COMEBACK TIME Benjamin Gilani returns to theatre after 14 years

Benjamin Gilani, with his jet-black dyed hair and stunning looks will turn 60 this month. This postgraduate and former professor of English Literature at St. Stephen’s College, Delhi, huddling in a monkey-cap borrowed from one of the characters in the play Antigone that has been recently staged in the country, slips into Hindi every now and then.

“I am returning to the stage after 14 years,” says the actor who has acted in films, TV serials and theatre productions.

“Let the performance speak for itself,” he says of Jean Anouilh’s 1942 adaptation of the 5th century B.C Greek tragedy Sophocles’ Antigone”.

He is impressively commanding, stately and refined, dressed in loose, flowing robes, playing the role of the narrator in the Satyadev Dubey-directed play.

“This notion of theatre as elitist is natural, but we as artists try to make it as natural as possible.” He continues, “We have done serious theatre like plays by George Bernard Shaw and British comedies like those by Neil Simon.

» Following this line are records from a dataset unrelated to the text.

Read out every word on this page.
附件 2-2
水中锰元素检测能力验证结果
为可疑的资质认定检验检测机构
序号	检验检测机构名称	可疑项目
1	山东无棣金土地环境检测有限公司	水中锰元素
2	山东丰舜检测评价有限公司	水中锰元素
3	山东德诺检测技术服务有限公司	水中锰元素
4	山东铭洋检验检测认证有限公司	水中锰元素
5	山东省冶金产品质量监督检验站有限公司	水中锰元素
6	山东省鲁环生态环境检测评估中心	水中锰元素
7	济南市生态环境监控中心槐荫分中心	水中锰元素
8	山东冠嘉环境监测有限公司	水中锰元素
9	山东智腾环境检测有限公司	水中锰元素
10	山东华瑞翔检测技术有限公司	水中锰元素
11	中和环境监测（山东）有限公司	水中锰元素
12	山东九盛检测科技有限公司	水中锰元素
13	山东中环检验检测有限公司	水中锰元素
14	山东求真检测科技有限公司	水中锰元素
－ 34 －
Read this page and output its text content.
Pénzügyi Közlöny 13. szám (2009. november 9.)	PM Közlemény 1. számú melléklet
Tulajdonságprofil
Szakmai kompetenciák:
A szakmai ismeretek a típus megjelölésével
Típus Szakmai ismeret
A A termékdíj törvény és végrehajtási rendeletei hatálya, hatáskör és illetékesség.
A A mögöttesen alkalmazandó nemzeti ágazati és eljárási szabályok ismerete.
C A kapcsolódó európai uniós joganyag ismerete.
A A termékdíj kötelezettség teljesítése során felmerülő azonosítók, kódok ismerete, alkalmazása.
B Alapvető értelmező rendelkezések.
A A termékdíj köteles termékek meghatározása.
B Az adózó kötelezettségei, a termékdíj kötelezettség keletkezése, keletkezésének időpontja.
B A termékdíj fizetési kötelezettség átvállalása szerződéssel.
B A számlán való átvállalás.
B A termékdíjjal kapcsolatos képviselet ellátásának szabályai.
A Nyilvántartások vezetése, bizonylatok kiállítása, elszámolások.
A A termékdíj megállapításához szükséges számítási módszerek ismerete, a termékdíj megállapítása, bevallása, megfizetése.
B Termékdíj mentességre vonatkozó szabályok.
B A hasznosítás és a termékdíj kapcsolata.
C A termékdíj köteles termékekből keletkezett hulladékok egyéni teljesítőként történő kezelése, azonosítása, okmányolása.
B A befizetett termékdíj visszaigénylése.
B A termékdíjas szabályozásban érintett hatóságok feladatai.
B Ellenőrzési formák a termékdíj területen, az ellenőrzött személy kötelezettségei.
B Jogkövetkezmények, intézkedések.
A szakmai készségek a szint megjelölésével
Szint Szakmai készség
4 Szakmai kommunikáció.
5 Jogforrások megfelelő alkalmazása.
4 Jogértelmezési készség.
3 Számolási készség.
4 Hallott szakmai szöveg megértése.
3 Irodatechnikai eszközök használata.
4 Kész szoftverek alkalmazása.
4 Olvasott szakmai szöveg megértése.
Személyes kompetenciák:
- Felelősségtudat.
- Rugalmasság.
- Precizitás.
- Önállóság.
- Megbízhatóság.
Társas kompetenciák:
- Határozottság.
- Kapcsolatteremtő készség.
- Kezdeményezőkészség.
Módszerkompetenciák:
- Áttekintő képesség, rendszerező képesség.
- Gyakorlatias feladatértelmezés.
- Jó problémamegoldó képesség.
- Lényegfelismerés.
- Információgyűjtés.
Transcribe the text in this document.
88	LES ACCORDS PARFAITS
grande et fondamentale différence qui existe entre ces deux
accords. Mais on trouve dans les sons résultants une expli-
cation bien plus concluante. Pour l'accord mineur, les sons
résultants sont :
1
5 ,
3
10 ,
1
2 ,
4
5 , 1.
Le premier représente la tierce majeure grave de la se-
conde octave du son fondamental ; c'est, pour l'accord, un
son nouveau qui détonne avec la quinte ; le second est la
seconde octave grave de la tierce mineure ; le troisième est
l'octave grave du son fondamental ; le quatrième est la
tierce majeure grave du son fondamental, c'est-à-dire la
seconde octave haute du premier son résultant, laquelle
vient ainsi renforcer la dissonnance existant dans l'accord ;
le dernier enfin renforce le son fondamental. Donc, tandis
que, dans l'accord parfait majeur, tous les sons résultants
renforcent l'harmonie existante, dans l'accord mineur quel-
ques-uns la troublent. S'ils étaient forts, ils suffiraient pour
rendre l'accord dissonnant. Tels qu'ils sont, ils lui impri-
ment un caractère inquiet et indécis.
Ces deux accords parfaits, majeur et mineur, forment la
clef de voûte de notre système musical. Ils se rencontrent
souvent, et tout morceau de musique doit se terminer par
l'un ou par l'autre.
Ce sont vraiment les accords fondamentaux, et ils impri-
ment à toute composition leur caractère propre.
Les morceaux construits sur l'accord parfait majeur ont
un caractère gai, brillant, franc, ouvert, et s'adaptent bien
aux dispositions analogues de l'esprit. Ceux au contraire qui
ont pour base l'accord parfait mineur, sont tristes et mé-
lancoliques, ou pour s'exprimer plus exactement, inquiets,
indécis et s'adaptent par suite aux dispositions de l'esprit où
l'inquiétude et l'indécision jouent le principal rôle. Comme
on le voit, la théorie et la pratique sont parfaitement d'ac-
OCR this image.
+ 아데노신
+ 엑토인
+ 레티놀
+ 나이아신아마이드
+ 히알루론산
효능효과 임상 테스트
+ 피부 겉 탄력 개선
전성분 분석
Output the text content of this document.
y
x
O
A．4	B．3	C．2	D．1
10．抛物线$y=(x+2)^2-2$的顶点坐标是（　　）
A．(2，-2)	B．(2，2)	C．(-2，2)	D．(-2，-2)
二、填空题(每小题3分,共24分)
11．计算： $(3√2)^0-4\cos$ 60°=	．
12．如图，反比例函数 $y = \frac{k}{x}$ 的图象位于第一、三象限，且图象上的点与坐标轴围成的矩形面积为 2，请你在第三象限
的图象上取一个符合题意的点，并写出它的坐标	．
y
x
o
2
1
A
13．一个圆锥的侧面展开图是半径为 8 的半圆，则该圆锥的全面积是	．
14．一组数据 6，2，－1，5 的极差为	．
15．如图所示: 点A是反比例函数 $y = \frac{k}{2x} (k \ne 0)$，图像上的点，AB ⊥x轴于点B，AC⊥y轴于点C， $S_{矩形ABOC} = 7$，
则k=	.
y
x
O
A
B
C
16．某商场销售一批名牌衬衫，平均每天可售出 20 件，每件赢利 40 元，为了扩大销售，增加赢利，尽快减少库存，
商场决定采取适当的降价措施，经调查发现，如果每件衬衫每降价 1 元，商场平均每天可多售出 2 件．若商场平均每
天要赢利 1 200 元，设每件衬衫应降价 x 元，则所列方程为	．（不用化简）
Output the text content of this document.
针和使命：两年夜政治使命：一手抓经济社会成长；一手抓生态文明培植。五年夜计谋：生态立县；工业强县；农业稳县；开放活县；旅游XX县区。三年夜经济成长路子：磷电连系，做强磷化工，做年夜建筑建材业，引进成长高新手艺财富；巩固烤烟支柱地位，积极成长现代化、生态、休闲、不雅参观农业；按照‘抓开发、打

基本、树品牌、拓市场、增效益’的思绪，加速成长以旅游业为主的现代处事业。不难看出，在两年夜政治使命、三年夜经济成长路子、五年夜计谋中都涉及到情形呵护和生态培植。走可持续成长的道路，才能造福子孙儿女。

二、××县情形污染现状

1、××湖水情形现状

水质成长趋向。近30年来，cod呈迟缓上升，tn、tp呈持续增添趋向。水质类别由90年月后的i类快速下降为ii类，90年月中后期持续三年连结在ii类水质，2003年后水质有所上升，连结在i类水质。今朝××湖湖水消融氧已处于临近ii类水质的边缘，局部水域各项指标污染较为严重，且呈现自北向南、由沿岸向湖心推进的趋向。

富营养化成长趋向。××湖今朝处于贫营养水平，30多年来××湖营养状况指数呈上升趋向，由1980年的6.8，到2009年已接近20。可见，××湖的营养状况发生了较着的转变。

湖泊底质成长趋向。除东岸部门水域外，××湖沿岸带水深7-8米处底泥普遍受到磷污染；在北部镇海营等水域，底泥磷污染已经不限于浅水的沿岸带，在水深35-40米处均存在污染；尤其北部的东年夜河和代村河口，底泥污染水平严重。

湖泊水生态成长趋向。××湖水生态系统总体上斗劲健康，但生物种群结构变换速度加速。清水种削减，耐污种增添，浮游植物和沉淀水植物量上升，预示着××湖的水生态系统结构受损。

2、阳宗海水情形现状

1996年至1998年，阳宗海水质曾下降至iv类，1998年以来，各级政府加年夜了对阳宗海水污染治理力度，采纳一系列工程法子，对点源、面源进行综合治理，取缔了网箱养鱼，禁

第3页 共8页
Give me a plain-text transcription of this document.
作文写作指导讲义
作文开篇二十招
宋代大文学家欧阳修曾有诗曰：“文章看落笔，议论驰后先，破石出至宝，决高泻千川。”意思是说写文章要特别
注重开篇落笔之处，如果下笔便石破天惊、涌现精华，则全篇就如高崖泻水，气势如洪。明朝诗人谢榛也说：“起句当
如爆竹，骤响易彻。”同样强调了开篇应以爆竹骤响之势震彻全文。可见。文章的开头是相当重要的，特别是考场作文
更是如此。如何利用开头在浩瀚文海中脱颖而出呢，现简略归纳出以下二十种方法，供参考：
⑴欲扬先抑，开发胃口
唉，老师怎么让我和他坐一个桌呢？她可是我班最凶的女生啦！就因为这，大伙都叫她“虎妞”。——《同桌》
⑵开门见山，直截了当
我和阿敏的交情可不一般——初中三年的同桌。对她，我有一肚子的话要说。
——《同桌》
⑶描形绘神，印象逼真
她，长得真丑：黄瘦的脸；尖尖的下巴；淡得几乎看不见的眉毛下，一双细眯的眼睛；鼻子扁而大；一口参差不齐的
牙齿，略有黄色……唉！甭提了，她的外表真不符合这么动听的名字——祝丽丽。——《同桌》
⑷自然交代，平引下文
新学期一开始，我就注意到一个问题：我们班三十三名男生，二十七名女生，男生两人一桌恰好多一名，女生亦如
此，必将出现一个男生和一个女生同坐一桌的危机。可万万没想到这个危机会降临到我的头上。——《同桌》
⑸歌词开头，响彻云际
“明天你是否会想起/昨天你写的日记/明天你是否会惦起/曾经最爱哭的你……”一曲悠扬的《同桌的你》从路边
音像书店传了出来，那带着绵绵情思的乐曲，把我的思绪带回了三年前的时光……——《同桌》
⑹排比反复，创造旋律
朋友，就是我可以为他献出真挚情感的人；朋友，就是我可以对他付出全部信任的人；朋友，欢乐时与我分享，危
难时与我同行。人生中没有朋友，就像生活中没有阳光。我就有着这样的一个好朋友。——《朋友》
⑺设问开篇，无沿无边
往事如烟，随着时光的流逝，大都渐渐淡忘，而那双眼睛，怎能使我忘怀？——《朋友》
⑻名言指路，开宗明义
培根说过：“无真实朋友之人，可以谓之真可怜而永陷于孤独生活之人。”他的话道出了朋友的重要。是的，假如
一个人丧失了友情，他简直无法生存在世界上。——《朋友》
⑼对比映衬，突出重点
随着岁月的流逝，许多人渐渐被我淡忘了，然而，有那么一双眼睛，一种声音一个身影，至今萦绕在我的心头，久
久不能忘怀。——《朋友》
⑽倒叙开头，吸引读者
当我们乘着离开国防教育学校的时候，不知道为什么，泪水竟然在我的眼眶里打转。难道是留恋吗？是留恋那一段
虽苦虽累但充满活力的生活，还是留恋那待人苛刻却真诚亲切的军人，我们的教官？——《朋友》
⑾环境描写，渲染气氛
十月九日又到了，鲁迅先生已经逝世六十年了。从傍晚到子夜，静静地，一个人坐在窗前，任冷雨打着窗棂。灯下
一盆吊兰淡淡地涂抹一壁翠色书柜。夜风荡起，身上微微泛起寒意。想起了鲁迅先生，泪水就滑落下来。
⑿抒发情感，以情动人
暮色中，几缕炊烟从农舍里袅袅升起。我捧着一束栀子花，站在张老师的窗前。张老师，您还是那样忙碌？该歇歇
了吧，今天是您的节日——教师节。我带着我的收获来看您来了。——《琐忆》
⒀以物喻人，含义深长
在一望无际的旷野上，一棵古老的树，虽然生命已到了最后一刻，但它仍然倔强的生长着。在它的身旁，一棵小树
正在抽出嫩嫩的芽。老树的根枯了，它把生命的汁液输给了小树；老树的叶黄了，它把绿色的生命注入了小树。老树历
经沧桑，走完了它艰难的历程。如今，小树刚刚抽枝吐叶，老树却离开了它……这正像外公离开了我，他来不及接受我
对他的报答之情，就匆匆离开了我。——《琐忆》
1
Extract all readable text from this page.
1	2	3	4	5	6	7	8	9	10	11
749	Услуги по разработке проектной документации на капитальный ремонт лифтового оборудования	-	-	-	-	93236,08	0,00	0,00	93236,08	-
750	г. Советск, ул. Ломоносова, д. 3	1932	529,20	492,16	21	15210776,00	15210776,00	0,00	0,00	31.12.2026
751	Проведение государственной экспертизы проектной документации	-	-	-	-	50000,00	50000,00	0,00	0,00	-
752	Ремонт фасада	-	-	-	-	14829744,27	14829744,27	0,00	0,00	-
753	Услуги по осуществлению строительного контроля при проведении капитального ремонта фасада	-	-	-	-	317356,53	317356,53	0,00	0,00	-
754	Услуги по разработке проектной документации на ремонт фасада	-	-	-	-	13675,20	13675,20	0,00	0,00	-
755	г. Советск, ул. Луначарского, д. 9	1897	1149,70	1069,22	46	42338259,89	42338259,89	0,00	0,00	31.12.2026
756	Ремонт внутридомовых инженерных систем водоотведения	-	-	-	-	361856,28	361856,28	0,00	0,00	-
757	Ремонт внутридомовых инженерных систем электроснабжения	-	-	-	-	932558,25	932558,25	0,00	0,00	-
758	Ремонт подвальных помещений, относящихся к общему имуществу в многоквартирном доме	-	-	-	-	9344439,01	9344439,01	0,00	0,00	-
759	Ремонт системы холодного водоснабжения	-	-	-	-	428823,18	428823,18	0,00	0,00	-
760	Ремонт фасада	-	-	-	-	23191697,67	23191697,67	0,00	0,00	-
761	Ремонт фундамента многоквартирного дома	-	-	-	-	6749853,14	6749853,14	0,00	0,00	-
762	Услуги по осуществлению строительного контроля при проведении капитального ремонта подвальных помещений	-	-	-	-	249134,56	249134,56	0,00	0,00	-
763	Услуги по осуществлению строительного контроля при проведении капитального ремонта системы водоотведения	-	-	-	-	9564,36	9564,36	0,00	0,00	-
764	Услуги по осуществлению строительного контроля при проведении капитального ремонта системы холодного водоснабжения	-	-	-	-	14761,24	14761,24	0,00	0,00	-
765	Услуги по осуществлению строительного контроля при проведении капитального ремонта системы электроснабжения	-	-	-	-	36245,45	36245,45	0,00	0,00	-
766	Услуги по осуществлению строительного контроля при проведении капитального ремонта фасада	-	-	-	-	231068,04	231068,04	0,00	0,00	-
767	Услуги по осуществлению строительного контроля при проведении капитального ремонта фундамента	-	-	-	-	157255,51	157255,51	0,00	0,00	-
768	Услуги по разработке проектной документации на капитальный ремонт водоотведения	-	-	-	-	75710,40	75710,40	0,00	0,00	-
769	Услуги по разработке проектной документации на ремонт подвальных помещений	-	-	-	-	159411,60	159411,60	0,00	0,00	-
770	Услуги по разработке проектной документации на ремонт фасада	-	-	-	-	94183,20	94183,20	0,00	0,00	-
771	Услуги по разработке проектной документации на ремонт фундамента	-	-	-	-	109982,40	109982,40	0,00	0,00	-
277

We have also performed Samuel Beckett’s Waiting for Godot but haven’t done so for a long time.”

This versatile actor has also acted in television serials and mainstream cinema like Naam Gum Jayega about two girls from different religious communities, switched accidentally at birth and the historic Aamrapali set in 600 B.C about a woman who is made to entertain men of the king’s court.

Benjamin has recently performed for Akash Khurana’s A Special Bond based on the short stories of Ruskin Bond. “I am also acting in a movie called Sawaal about visually handicapped children.” Apart from that there is a Nagesh Kukunoor film. “I also am a visiting TV professor at Subhash Ghai’s Whistling Woods Film Institute.”